Bu ise geleceği korku ve endişeyle beklemek yerine hayatın acı tatlı bütün yönlerini kucaklamamıza ve onu olduğu gibi kabul etmemize yardımcı olur. İnsan, yaşlansa da hayatının geri kalanını yeniden inşa edebilme gücüne sahip olduğunu bilir.
Geraskofobi ve Gerontofobi
Modern dünyada yaşla gelen bilgeliğin pek de kıymetinin olmadığına tanık oluyoruz. Sağlık ve güzellik endüstrileri için değerli olan tek şey onları ilgiyle takip eden müşterileridir. Modern toplumda gençliğe verilen abartılı değer, yaşlanmaktan korkan insanları büyük bir endüstrinin müşterisi haline getirmiş durumda. Bütün ekranlar genç görünmeye çağırıyor. Yaşlılığı gizleyen ürünler kutsanırken, genç kalmayı başaran insanlar birer ikona dönüştürülüyor. Yaşlanmamak için yapılan operasyonlar, genç gösteren telefon uygulamaları, anti-aging ürünler; pahalı ve acılı
yöntemler olsa dahi her daim alıcı buluyor. Güzellik endüstrisi kendi ürünlerini pazarlarken bir yandan da bu pazarı ayakta tutacak felsefi zemini sağlamlaştırmak için yaşlılıkla ilgili olumsuz düşüncelerin yaygınlaşması için büyük çaba sarf ediyor.
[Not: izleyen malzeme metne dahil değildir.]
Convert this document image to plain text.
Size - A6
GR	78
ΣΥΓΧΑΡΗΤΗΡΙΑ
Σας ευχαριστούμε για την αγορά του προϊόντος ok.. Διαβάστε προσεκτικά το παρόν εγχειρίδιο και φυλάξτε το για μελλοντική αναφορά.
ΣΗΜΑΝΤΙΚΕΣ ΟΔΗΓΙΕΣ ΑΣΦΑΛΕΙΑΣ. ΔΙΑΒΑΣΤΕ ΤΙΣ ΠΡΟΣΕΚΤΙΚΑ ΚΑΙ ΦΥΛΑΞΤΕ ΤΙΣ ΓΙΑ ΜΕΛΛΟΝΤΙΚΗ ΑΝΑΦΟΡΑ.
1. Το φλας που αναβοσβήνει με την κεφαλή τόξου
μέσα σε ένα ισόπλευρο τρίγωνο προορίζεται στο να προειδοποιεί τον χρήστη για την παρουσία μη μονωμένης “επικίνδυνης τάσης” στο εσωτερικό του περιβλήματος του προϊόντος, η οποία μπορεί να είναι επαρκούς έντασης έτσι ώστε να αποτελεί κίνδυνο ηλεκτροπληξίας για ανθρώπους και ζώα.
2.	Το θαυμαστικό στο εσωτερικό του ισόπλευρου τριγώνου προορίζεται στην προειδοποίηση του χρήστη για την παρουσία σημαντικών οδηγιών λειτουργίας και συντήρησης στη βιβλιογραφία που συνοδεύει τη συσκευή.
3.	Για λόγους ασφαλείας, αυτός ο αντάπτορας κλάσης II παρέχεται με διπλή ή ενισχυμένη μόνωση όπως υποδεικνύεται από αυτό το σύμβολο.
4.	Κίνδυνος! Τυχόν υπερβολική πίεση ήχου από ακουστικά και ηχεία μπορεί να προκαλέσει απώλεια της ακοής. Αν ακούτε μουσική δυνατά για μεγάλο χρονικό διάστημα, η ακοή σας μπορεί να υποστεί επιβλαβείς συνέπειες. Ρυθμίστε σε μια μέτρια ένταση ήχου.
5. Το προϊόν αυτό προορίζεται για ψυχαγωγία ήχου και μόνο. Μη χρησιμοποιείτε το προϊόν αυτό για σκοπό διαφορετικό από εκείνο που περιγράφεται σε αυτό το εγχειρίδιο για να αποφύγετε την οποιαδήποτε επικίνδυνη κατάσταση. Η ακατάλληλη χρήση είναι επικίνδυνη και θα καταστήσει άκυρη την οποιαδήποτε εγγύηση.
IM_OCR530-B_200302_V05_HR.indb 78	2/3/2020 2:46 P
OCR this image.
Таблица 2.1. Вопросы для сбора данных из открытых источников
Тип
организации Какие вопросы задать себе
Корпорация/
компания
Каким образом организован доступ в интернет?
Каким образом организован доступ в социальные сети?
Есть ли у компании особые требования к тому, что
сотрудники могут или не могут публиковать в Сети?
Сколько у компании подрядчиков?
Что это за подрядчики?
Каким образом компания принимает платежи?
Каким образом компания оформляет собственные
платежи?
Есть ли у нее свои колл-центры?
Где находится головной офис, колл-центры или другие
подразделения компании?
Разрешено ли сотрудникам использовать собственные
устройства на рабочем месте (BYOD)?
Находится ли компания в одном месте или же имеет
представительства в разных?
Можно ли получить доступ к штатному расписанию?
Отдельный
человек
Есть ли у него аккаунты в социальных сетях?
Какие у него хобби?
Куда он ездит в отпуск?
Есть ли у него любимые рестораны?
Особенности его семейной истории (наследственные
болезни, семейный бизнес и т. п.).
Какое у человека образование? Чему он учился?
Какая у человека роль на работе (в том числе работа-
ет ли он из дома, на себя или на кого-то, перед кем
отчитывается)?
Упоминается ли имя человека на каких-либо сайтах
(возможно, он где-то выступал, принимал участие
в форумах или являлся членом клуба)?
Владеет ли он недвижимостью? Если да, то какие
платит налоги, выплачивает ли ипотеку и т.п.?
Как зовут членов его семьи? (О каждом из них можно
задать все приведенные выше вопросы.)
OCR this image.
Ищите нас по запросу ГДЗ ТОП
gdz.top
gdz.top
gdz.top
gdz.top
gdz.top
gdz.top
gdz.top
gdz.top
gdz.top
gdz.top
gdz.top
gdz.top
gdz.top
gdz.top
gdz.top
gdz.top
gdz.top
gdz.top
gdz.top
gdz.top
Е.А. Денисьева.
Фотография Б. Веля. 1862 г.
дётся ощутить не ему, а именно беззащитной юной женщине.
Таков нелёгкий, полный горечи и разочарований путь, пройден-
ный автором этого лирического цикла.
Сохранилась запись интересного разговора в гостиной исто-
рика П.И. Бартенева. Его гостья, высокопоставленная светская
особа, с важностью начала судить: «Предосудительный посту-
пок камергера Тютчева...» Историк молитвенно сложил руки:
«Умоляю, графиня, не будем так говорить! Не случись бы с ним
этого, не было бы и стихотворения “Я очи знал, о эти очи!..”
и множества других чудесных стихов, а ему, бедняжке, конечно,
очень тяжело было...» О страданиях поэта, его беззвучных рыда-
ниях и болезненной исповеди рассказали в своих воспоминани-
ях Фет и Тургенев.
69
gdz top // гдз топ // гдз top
Literatürde yaşlanma korkusunu açıklayan iki kavramla karşılaşıyoruz: "Geraskofobi" ve "Gerontofobi." Bu kavramlar, yaşlanmanın beraberinde getirdiği fiziksel, zihinsel ve sosyal değişimlere karşı duyulan yoğun korkuyu ifade ediyor. Yunanca, "yaşlı adam" anlamına gelen "geron" kelimesinden türeyen Gerontofobi; yaşlılardan ve onların olduğu ortamlardan kaçınmayı, yaşlılarla göz teması kurmamak ve konuşmamak için mazeretler aramayı, yaşlı insanlarla karşılaştığında başka yöne bakmayı veya kendini başka bir yerde hayal etmeyi, yaşlılığı düşündüğünde dahi çok fazla kaygılanmayı ifade ediyor.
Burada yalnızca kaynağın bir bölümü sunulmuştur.